Peserta didik adalah subjek peserta didik, ia bukanlah objek pendidikan yang siap diisi dengan ilmu pengetahuan dari otak guru seperti halnya dengan botol yang siap diisi dengan air sampai penuh. Sebagai mata pelajaran pendidikan ia memiliki otonomi diri yang ingin diakui keberadaannya sesuai dengan potensi kekuatan dan kelemahan yang dimilikinya. Dalam subjek yang dipelajari ada perasaan ingin mengembangkan diri secara konstan. Oleh karena itu, ada beberapa hal terkait mahasiswa tersebut yang sangat perlu dipahami oleh seorang pendidik atau calon pendidik. Beberapa ciri-ciri peserta didik yang perlu mendapatkan perhatian dan pemahaman yang baik dari seorang pendidik adalah sebagai berikut:
1) Individu yang memiliki potensi fisik dan psikis yang khas, sehingga mereka adalah orang yang unik
Anak sejak lahir memiliki potensi bakat dan kemampuan potensial yang dimilikinya. Kemampuan ini membutuhkan upaya untuk mengembangkannya dengan cepat dan tepat. Segala potensi yang dimiliki anak-anak harus diaktualisasikan secara terarah. Untuk itu, diperlukan upaya dan bimbingan pendidikan dalam mengarahkan aktualisasi potensi secara optimal.
2) Individu yang muncul
Karena di dalam rahim seorang anak terus mengalami perkembangan dan pertumbuhan. Pertumbuhan ini terjadi secara bertahap sesuai dengan fase perkembangannya. Setiap fase perkembangan memiliki perbedaan minat, kebutuhan, kecerdasan emosional, dan lain-lain. Selain itu ada fase kritis untuk perkembangan anak, dan fase ini sangat menentukan perkembangan kecerdasan anak. Fase-fase perkembangan ini harus diketahui secara mendalam oleh seorang guru atau calon pendidik, sehingga dalam praktiknya sebagai guru dapat mengadaptasi berbagai pendekatan, materi dan sebagainya dengan tingkat dan fase perkembangan peserta didik. Dengan demikian, perkembangan dan pertumbuhan peserta didik dapat lebih optimal.
3) Individu yang membutuhkan bimbingan individu dan perlakuan manusiawi
Mengingat tumbuh kembang anak melalui berbagai tahapan/fase perkembangan, pada setiap tahap pertumbuhan, anak sering dihadapkan pada keterbatasan kemampuan atau ketidakberdayaan dalam mengarah pada perkembangan dan pertumbuhan yang optimal. Untuk itu diperlukan upaya bimbingan dan arahan serta pengaruh dari orang dewasa (pendidik) agar perkembangannya dapat berjalan dengan lancar.
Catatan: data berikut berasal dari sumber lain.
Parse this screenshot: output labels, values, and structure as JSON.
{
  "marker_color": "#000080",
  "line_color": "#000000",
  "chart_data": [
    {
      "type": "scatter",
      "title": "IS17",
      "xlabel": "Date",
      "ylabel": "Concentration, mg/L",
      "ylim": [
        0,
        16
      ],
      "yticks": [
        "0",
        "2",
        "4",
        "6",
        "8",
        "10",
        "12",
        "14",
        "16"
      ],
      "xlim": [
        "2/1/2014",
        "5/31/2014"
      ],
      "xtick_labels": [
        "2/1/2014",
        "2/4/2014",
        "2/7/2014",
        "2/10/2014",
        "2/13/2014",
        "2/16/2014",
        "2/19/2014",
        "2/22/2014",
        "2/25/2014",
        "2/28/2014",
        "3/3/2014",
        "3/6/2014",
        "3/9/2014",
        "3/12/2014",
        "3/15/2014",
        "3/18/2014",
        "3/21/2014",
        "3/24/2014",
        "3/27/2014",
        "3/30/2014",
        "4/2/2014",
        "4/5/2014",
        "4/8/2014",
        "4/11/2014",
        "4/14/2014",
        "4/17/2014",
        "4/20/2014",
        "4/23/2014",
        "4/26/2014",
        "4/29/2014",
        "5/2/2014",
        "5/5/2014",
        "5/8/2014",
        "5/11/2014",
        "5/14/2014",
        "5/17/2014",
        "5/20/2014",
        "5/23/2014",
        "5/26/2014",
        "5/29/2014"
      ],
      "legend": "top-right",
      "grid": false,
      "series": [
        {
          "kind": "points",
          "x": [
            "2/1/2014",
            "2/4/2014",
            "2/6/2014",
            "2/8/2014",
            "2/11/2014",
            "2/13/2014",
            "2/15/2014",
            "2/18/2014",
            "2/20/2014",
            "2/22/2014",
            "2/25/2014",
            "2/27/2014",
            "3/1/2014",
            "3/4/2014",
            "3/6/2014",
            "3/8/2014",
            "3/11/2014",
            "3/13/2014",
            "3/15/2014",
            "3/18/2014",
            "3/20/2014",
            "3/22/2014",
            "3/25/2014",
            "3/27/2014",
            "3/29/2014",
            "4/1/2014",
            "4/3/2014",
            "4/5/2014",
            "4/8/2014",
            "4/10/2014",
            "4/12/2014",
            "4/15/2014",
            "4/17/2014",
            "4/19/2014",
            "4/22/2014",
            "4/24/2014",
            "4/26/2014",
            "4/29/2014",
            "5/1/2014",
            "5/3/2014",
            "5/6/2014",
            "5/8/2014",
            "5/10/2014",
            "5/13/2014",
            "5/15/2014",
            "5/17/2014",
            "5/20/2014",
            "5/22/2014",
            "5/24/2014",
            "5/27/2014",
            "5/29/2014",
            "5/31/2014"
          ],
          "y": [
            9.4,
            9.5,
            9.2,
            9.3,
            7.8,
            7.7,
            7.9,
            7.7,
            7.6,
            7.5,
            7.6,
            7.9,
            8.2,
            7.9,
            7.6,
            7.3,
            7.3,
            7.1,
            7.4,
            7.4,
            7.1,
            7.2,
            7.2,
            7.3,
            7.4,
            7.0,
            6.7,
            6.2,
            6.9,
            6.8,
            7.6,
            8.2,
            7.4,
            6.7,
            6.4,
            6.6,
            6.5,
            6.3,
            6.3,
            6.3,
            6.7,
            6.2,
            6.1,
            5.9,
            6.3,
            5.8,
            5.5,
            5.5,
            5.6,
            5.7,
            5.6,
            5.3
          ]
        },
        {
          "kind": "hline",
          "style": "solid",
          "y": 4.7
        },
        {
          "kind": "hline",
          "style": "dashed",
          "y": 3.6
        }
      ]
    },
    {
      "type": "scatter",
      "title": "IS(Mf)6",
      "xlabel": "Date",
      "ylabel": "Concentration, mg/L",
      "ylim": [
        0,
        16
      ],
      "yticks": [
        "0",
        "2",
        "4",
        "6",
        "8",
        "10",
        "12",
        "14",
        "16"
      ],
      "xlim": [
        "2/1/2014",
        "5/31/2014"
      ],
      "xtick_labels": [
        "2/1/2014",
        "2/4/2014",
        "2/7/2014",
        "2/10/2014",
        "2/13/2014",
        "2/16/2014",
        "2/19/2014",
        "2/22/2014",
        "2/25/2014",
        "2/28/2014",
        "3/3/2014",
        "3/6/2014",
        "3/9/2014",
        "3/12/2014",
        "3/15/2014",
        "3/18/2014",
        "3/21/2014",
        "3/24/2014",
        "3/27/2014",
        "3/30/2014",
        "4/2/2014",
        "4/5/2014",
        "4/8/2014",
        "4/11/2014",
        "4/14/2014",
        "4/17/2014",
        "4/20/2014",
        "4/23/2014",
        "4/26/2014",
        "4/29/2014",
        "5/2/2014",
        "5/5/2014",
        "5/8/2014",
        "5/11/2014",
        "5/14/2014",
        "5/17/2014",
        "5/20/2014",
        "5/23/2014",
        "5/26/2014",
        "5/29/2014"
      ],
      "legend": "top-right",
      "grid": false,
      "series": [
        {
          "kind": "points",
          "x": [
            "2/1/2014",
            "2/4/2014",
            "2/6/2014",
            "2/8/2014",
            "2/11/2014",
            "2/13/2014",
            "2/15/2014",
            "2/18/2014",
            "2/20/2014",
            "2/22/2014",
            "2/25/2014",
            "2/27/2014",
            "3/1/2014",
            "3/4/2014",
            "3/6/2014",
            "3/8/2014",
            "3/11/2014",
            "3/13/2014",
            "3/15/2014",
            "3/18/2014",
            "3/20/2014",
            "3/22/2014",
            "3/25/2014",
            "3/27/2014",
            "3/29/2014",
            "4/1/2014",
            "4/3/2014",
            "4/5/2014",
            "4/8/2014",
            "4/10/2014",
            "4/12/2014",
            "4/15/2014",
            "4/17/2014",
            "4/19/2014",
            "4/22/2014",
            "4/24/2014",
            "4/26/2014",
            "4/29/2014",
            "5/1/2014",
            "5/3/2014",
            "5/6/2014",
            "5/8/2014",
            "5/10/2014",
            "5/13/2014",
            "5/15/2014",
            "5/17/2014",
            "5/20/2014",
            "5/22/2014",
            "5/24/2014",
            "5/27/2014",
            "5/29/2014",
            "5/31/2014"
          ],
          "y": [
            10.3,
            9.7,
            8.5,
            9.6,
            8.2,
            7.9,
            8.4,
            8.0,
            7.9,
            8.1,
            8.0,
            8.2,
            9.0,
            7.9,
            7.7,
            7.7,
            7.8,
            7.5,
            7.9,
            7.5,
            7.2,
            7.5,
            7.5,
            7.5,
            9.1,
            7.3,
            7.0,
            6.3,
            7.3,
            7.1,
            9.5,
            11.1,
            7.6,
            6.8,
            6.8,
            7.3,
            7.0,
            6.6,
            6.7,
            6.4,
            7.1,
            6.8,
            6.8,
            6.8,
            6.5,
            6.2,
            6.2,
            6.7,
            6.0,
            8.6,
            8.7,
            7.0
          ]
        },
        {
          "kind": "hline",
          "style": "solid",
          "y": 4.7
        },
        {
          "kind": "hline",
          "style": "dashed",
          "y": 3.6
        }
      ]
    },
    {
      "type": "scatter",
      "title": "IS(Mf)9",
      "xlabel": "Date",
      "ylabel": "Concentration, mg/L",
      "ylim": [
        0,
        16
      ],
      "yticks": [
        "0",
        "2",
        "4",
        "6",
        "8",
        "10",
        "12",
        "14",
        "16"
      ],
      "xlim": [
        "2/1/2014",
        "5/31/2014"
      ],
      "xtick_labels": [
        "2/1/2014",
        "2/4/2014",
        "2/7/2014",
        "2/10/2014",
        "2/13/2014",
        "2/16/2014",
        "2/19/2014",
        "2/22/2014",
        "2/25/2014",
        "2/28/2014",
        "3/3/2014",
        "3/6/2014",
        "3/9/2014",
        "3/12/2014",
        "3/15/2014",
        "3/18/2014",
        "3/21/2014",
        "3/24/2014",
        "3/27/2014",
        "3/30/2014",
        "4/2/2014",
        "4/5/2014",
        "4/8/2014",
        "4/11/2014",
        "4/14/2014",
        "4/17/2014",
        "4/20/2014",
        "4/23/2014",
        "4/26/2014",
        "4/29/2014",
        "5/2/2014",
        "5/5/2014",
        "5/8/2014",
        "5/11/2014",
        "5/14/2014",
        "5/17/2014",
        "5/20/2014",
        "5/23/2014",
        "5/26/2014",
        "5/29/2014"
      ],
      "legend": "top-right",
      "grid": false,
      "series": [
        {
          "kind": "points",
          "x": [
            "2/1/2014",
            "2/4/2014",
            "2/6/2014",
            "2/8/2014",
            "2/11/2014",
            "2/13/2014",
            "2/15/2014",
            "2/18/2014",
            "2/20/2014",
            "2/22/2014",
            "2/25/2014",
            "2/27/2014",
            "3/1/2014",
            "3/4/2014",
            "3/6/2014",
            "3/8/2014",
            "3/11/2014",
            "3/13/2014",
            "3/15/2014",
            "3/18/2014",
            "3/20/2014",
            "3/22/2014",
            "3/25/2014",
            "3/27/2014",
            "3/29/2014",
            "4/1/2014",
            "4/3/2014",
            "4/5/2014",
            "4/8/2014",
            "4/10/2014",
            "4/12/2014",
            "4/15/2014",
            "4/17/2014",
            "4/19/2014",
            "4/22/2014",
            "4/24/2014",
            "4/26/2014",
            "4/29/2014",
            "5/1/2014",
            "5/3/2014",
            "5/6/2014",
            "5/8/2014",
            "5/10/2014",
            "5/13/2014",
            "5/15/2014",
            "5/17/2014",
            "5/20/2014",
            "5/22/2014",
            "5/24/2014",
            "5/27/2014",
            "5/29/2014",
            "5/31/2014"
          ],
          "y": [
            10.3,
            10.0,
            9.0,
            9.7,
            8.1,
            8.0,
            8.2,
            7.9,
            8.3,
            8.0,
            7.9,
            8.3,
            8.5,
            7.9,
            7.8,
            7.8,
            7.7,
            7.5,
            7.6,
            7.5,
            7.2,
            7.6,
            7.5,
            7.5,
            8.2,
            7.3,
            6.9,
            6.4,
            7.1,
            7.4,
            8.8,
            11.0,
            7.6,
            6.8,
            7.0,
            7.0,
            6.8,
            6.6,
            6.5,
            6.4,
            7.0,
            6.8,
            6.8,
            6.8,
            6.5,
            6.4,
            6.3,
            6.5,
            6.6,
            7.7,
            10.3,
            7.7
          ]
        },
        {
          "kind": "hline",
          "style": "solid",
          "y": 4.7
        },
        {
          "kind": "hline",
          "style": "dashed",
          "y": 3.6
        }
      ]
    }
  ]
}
Dalam perspektif Undang-Undang Sistem Pendidikan Nasional Nomor 20 Tahun 2003, ditekankan bahwa mahasiswa berhak untuk:
a) Memperoleh pendidikan agama sesuai dengan agama masing-masing dan diajarkan oleh tenaga pendidik agama.
b) Memperoleh layanan pendidikan sesuai dengan bakat, minat, dan kemampuannya.
c) Memperoleh beasiswa bagi yang berprestasi yang orang tuanya tidak mampu membiayai pendidikannya.
d) Memperoleh biaya pendidikan bagi mereka yang orang tuanya tidak mampu.
e) Pindah ke program pendidikan yang sesuai rencana dan unit pendidikan lain yang setara.
f) Menyelesaikan program pendidikan sesuai dengan kecepatan belajar masing-masing dan tidak menyimpang dari ketentuan batas waktu yang ditetapkan.

Dari hak-hak siswa yang diatur oleh undang-undang, tampaknya peran guru akan sangat penting dalam pelaksanaan poin a, b, dan f, karena pelaksanaan ketiga item tersebut menuntut guru untuk memiliki tingkat profesionalisme yang tinggi. Terutama dalam mewujudkan pembelajaran berdasarkan bakat, minat, dan kemampuan siswa. Hal yang sama juga menuntut guru untuk sangat profesional untuk dapat mewujudkan pendidikan dan pembelajaran sesuai dengan kecepatan belajar masing-masing siswa. Ini tidak dapat dilakukan oleh guru yang tidak profesional.
Hak-hak yang diatur oleh undang-undang menggambarkan pentingnya peran siswa dalam proses pembelajaran, yang berarti bahwa proses pembelajaran harus berpusat pada siswa.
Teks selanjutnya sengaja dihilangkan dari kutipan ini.